Bottling And Conditioning

How many bottles are needed?

The total amount needed will depend on how big your batch is and the size of the bottles. We will assume 5 gallons. The two most comon sizes of bottles is 12 oz and 22 oz.

If you use 12 oz, you will need approximately 48 bottles, and for 22 oz, approximately 30. However, it is highly advised to have several more available because a batch is rarely exactly 5 gallons, and each bottle might have a different amount in it.

When I was bottling, I used between 50 to 56 small bottles.

Cleaning and sanitizing

The first step in using your bottles is to make sure all are debris has been cleaned from the inside, then sanitize. It is not necessary to dry them.

Use any cleaning and sanitizing products you want. PBW, Straight A, Star San, iodine, or others. Mix each with water in separate buckets or tubs.

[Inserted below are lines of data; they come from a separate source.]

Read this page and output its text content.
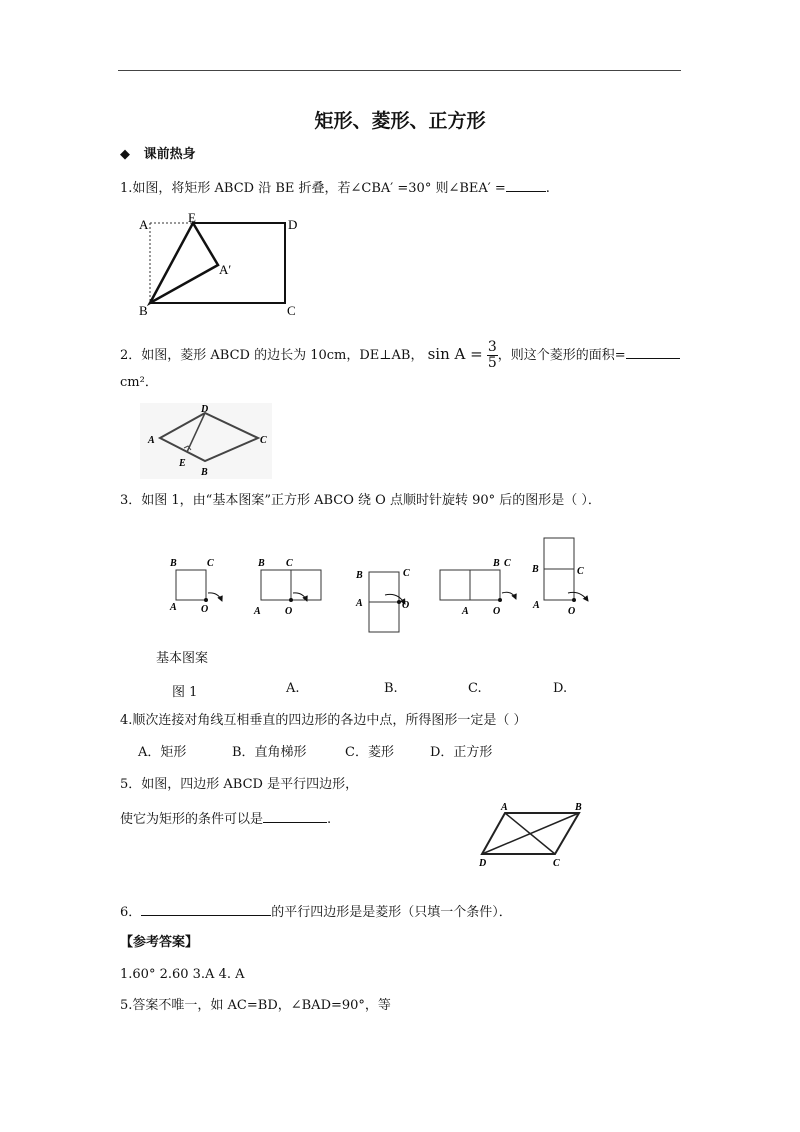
矩形、菱形、正方形
◆ 课前热身
1.如图，将矩形 ABCD 沿 BE 折叠，若∠CBA′ =30° 则∠BEA′ =	.
A	E	D
A′
B	C
2．如图，菱形 ABCD 的边长为 10cm，DE⊥AB， $\sin A = \frac{3}{5}$ ，则这个菱形的面积=
cm²．
A
D
C
B
E
3．如图 1，由“基本图案”正方形 ABCO 绕 O 点顺时针旋转 90° 后的图形是（ ）．
B	C
A O
B C
A O
B	C
A	O
A O
B C
B	C
A
O
基本图案
图 1	A.	B.	C.	D.
4.顺次连接对角线互相垂直的四边形的各边中点，所得图形一定是（ ）
A．矩形	B．直角梯形	C．菱形	D．正方形
5．如图，四边形 ABCD 是平行四边形，
使它为矩形的条件可以是	.
A	B
D	C
6．	的平行四边形是是菱形（只填一个条件）．
【参考答案】
1.60° 2.60 3.A 4. A
5.答案不唯一，如 AC=BD，∠BAD=90°，等
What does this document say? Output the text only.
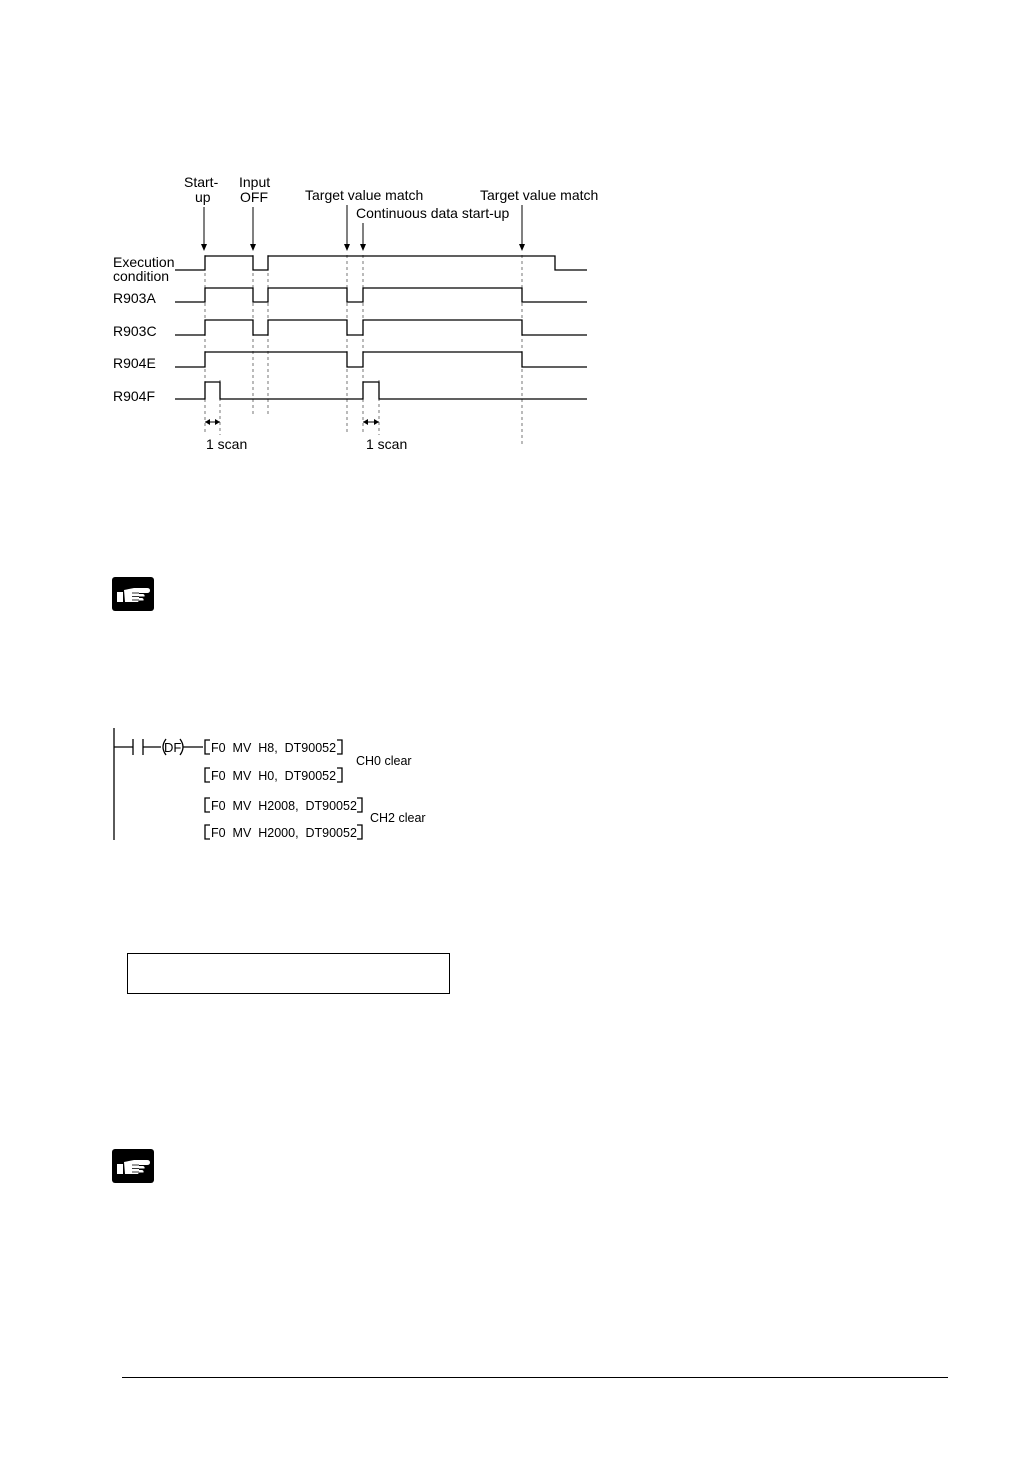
Start-
up
Input
OFF	Target value match
Continuous data start-up
Target value match
Execution
condition
R903A
R903C
R904E
R904F
1 scan	1 scan
DF F0  MV  H8,  DT90052
F0  MV  H0,  DT90052
F0  MV  H2008,  DT90052
F0  MV  H2000,  DT90052
CH0 clear
CH2 clear
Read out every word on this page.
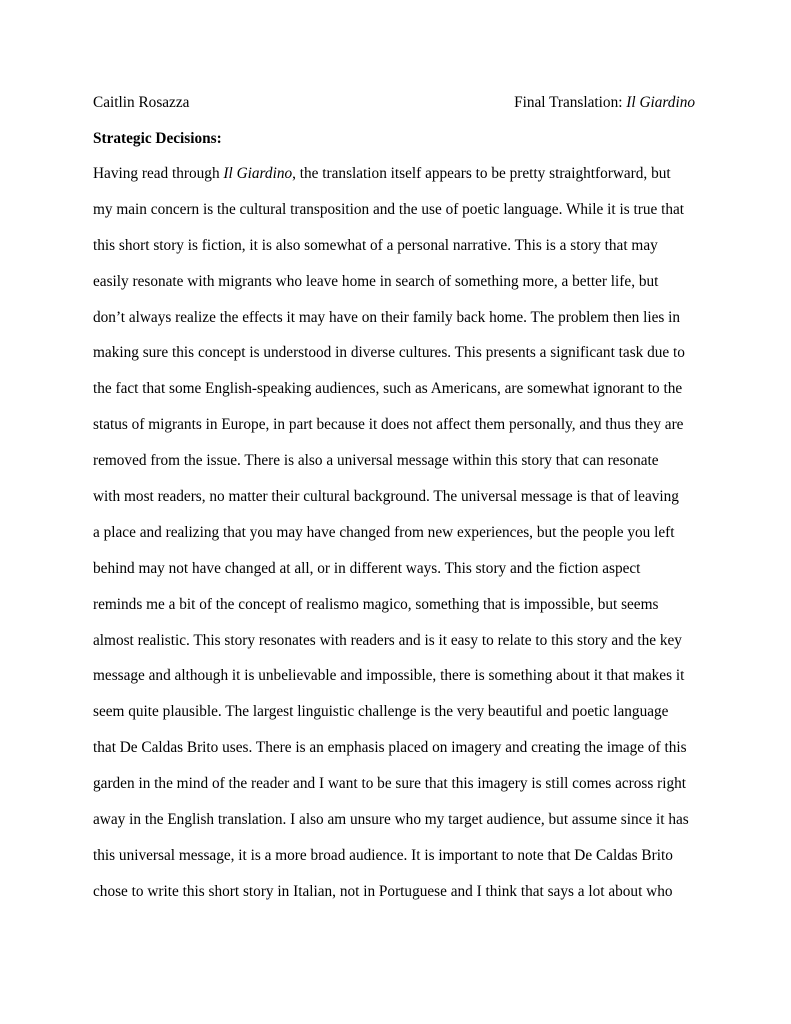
Caitlin Rosazza	Final Translation: Il Giardino
Strategic Decisions:
Having read through Il Giardino, the translation itself appears to be pretty straightforward, but
my main concern is the cultural transposition and the use of poetic language. While it is true that
this short story is fiction, it is also somewhat of a personal narrative. This is a story that may
easily resonate with migrants who leave home in search of something more, a better life, but
don’t always realize the effects it may have on their family back home. The problem then lies in
making sure this concept is understood in diverse cultures. This presents a significant task due to
the fact that some English-speaking audiences, such as Americans, are somewhat ignorant to the
status of migrants in Europe, in part because it does not affect them personally, and thus they are
removed from the issue. There is also a universal message within this story that can resonate
with most readers, no matter their cultural background. The universal message is that of leaving
a place and realizing that you may have changed from new experiences, but the people you left
behind may not have changed at all, or in different ways. This story and the fiction aspect
reminds me a bit of the concept of realismo magico, something that is impossible, but seems
almost realistic. This story resonates with readers and is it easy to relate to this story and the key
message and although it is unbelievable and impossible, there is something about it that makes it
seem quite plausible. The largest linguistic challenge is the very beautiful and poetic language
that De Caldas Brito uses. There is an emphasis placed on imagery and creating the image of this
garden in the mind of the reader and I want to be sure that this imagery is still comes across right
away in the English translation. I also am unsure who my target audience, but assume since it has
this universal message, it is a more broad audience. It is important to note that De Caldas Brito
chose to write this short story in Italian, not in Portuguese and I think that says a lot about who
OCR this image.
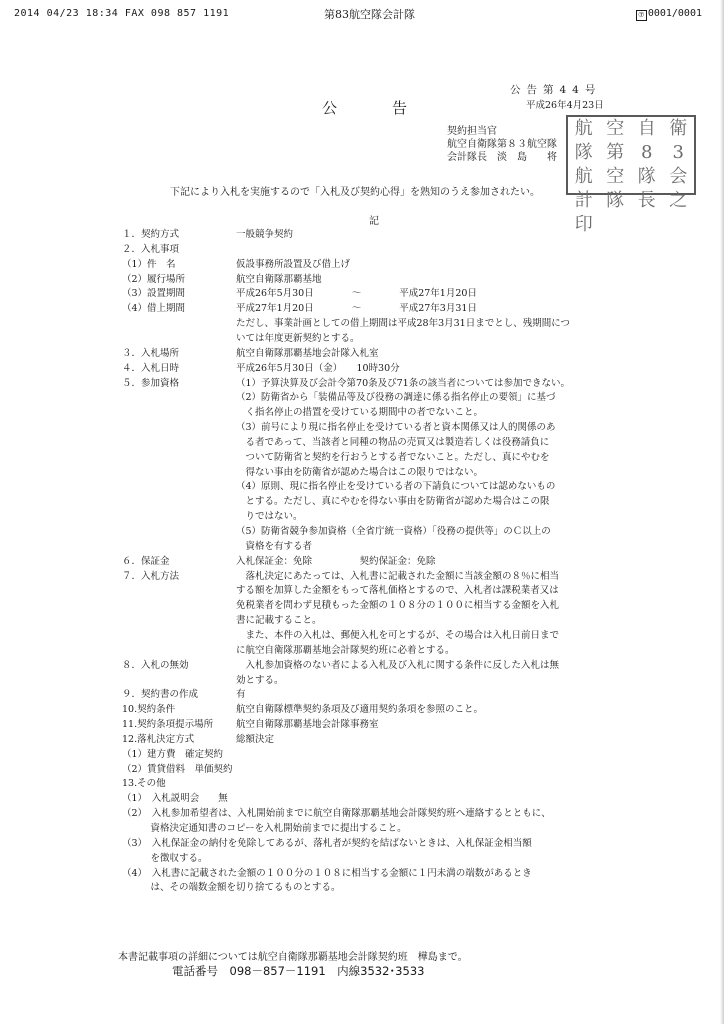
2014 04/23 18:34 FAX 098 857 1191	第83航空隊会計隊	⑦ 0001/0001
公告第44号
公告	平成26年4月23日
契約担当官
航空自衛隊第８３航空隊
会計隊長　淡　島　　将
航 空 自 衛
隊 第 8	3
航 空 隊 会
計 隊 長 之
印
下記により入札を実施するので「入札及び契約心得」を熟知のうえ参加されたい。
記
１．契約方式	一般競争契約
２．入札事項
（1）件　名	仮設事務所設置及び借上げ
（2）履行場所	航空自衛隊那覇基地
（3）設置期間	平成26年5月30日　　　　～　　　　平成27年1月20日
（4）借上期間	平成27年1月20日　　　　～　　　　平成27年3月31日
ただし、事業計画としての借上期間は平成28年3月31日までとし、残期間につ
いては年度更新契約とする。
３．入札場所	航空自衛隊那覇基地会計隊入札室
４．入札日時	平成26年5月30日（金）　　10時30分
５．参加資格	（1）予算決算及び会計令第70条及び71条の該当者については参加できない。
（2）防衛省から「装備品等及び役務の調達に係る指名停止の要領」に基づ
　く指名停止の措置を受けている期間中の者でないこと。
（3）前号により現に指名停止を受けている者と資本関係又は人的関係のあ
　る者であって、当該者と同種の物品の売買又は製造若しくは役務請負に
　ついて防衛省と契約を行おうとする者でないこと。ただし、真にやむを
　得ない事由を防衛省が認めた場合はこの限りではない。
（4）原則、現に指名停止を受けている者の下請負については認めないもの
　とする。ただし、真にやむを得ない事由を防衛省が認めた場合はこの限
　りではない。
（5）防衛省競争参加資格（全省庁統一資格）「役務の提供等」のＣ以上の
　資格を有する者
６．保証金	入札保証金：免除　　　　　契約保証金：免除
７．入札方法	　落札決定にあたっては、入札書に記載された金額に当該金額の８％に相当
する額を加算した金額をもって落札価格とするので、入札者は課税業者又は
免税業者を問わず見積もった金額の１０８分の１００に相当する金額を入札
書に記載すること。
　また、本件の入札は、郵便入札を可とするが、その場合は入札日前日まで
に航空自衛隊那覇基地会計隊契約班に必着とする。
８．入札の無効	　入札参加資格のない者による入札及び入札に関する条件に反した入札は無
効とする。
９．契約書の作成	有
10.契約条件	航空自衛隊標準契約条項及び適用契約条項を参照のこと。
11.契約条項提示場所 航空自衛隊那覇基地会計隊事務室
12.落札決定方式	総額決定
（1）建方費　確定契約
（2）賃貸借料　単価契約
13.その他
（1）　入札説明会　　無
（2）　入札参加希望者は、入札開始前までに航空自衛隊那覇基地会計隊契約班へ連絡するとともに、
　　　資格決定通知書のコピーを入札開始前までに提出すること。
（3）　入札保証金の納付を免除してあるが、落札者が契約を結ばないときは、入札保証金相当額
　　　を徴収する。
（4）　入札書に記載された金額の１００分の１０８に相当する金額に１円未満の端数があるとき
　　　は、その端数金額を切り捨てるものとする。
本書記載事項の詳細については航空自衛隊那覇基地会計隊契約班　樺島まで。
電話番号　098－857－1191　内線3532･3533
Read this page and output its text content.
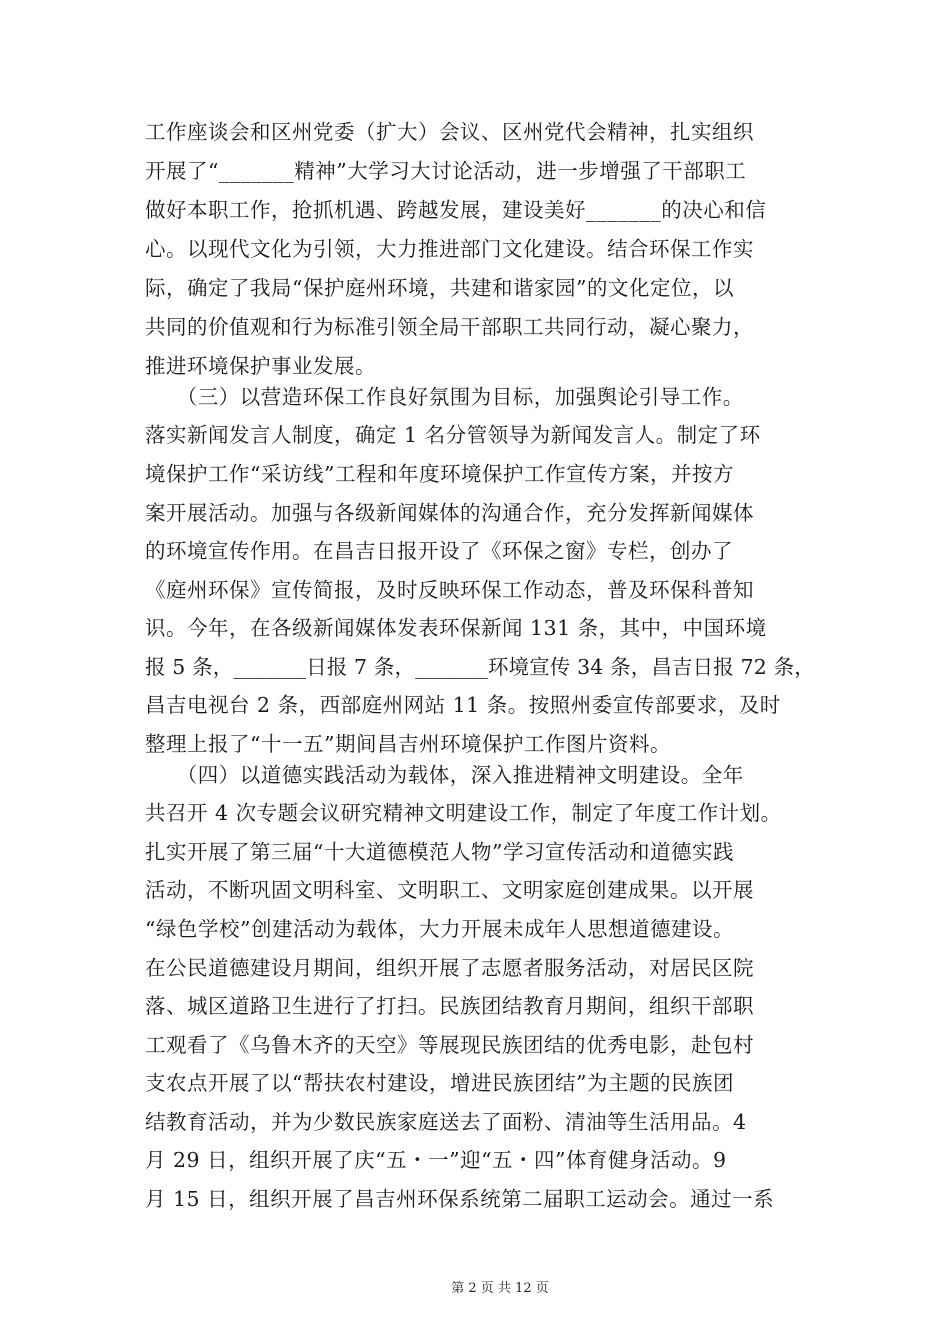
工作座谈会和区州党委（扩大）会议、区州党代会精神，扎实组织
开展了“_______精神”大学习大讨论活动，进一步增强了干部职工
做好本职工作，抢抓机遇、跨越发展，建设美好_______的决心和信
心。以现代文化为引领，大力推进部门文化建设。结合环保工作实
际，确定了我局“保护庭州环境，共建和谐家园”的文化定位，以
共同的价值观和行为标准引领全局干部职工共同行动，凝心聚力，
推进环境保护事业发展。
　　（三）以营造环保工作良好氛围为目标，加强舆论引导工作。
落实新闻发言人制度，确定 1 名分管领导为新闻发言人。制定了环
境保护工作“采访线”工程和年度环境保护工作宣传方案，并按方
案开展活动。加强与各级新闻媒体的沟通合作，充分发挥新闻媒体
的环境宣传作用。在昌吉日报开设了《环保之窗》专栏，创办了
《庭州环保》宣传简报，及时反映环保工作动态，普及环保科普知
识。今年，在各级新闻媒体发表环保新闻 131 条，其中，中国环境
报 5 条，_______日报 7 条，_______环境宣传 34 条，昌吉日报 72 条，
昌吉电视台 2 条，西部庭州网站 11 条。按照州委宣传部要求，及时
整理上报了“十一五”期间昌吉州环境保护工作图片资料。
　　（四）以道德实践活动为载体，深入推进精神文明建设。全年
共召开 4 次专题会议研究精神文明建设工作，制定了年度工作计划。
扎实开展了第三届“十大道德模范人物”学习宣传活动和道德实践
活动，不断巩固文明科室、文明职工、文明家庭创建成果。以开展
“绿色学校”创建活动为载体，大力开展未成年人思想道德建设。
在公民道德建设月期间，组织开展了志愿者服务活动，对居民区院
落、城区道路卫生进行了打扫。民族团结教育月期间，组织干部职
工观看了《乌鲁木齐的天空》等展现民族团结的优秀电影，赴包村
支农点开展了以“帮扶农村建设，增进民族团结”为主题的民族团
结教育活动，并为少数民族家庭送去了面粉、清油等生活用品。4
月 29 日，组织开展了庆“五・一”迎“五・四”体育健身活动。9
月 15 日，组织开展了昌吉州环保系统第二届职工运动会。通过一系
第 2 页 共 12 页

If any bottles have stuck on gunk inside, you will either need to use a bottle brush to remove it, or soak it for several hours.

At a minimum, dunk each bottle in cleaning water and let it remain for a few minutes, using the brush if necessary to scrub it, pour out the water, then dunk it in sanitizing solution for about 1 minute, and pour it out.

Change the water in both tubs if cloudy or dirty.

Priming sugar

The beer should be either in the bottling bucket or fermenter, ready to be put in bottles.

Add 3/4 cup of corn sugar to the beer and mix very thoroughly. This will cause the bottles to slowly carbonate over the period of a week or two.

Filling the bottles

With a bottling bucket that has a spigot, or a racking cane, fill each bottle, leaving about 1 inch of head. DO NOT FILLING TO TOP! This will cause too much pressure build up and possibly an explosion.

Have the bottle capper and caps available. Soak all caps in sanitizing solution until ready for use.

After filling each bottle, put a cap on it and clamp it down with the capper.

Conditioning

Once all bottles have been filled, place them somewhere dark, whether in a room, closet, box, or throw a towel over them. They should remain away from sunlight which can damage the beer.

Bottles must remain at room temperature! Do not refrigerate! If you do, the yeast will not eat the sugars and create carbonation.

Give the bottles at least 1 week to carbonate, although 2 weeks is better. As the beer ages, the flavor will improve. Some beers will taste fine after 2 weeks, others need a month or longer.

As each week progresses, open a bottle and see if the flavor is improving.

Refrigerate all bottles and drink when ready.